Risk of melanoma may be gauged long before suspicious moles appear – study

The risk for melanoma, a deadly skin cancer, can be estimated long before detection of any suspicious moles, new research has suggested.

Skin damage from the sun builds up over time but is not always obvious to the eye.

However, DNA within skin cells also accumulates damage over years of exposure to the sun’s ultraviolet rays and this damage can be measured, according to a new study.

It turns out that a multitude of individual cells in so-called normal skin are riddled with mutations associated with melanoma, which are a result of sun exposure

The research suggests the genomic methods used to probe skin damage could be developed to estimate baseline melanoma risk for individuals in the general population.

They could also be used to make recommendations about how often someone should be screened for cancer by a dermatologist.

Hunter Shain, assistant professor at the University of California, San Francisco’s department of dermatology, said: “It turns out that a multitude of individual cells in so-called normal skin are riddled with mutations associated with melanoma, which are a result of sun exposure.

“Melanoma is an endpoint most often seen only after decades of mutational damage, but some people are at greater risk than others.
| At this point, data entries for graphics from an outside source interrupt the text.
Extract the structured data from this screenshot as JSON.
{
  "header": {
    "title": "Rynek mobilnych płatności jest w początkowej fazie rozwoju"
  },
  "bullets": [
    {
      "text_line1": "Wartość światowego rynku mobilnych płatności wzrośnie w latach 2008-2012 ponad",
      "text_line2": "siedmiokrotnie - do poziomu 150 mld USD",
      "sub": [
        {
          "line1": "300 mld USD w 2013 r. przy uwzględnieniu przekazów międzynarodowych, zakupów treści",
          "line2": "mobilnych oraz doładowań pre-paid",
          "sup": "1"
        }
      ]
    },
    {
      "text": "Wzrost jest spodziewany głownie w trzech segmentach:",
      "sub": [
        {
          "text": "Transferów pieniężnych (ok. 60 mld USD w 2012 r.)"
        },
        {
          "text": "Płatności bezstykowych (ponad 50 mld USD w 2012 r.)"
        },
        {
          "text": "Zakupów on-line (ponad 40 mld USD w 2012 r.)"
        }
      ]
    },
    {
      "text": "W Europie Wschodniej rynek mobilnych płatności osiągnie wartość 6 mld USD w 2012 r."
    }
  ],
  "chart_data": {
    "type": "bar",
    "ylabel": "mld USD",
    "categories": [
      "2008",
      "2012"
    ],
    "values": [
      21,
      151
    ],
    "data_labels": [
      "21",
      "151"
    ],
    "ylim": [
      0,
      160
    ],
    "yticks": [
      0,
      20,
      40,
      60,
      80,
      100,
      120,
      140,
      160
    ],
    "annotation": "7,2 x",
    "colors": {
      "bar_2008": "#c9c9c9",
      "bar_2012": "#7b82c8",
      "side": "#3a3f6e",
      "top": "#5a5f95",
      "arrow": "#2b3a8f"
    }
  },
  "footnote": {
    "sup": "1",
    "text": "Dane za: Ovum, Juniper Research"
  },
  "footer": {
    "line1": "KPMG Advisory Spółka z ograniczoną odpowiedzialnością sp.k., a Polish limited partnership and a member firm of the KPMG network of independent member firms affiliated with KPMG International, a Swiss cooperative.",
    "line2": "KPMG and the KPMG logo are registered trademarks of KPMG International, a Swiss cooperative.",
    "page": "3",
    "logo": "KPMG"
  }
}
“With the techniques we have developed, those who have the most accumulated mutations can be monitored more closely and can choose to better protect themselves from sun exposure.”

Melanoma arises in a type of skin cell called a melanocyte.

These cells make the pigment melanin, which helps protect skin cells, including the much more abundant keratinocytes, from sun damage.

But melanocytes pose the greatest risk when DNA damage causes them to grow out of control.

In the study published in Nature, researchers sequenced melanocyte DNA in skin samples, one cell at a time, to tally mutations, with an emphasis on a handful of mutations that are the main drivers of the emergence and growth of melanoma.

The samples came from six individuals, two melanoma survivors and four cadavers of persons who never had melanoma. All of the people were white.

The researchers analysed DNA from a total of 133 melanocytes from the back, head, legs, shoulder, bottom and feet.

The found that melanocytes from normal skin near the melanoma in the former cancer patients had strikingly more mutations, including melanoma-associated mutations, than skin from the same sites in individuals who never had melanoma.

Prof Shain said people with many moles should still be screened, but only 30% of melanomas arise from pre-existing moles.

He added: “Melanomas really can appear out of nowhere.

“We found out in this work that normal skin contains numerous melanocytes that already exhibit some of the mutations associated with cancer.

“Essentially, we found the precursors to the 70% of melanomas that do not arise from pre-existing moles.”

Prof Shain anticipates that a streamlined, automated version of these methods will one day become widely available to gauge melanoma risk and could serve as the basis for cancer-screening recommendations.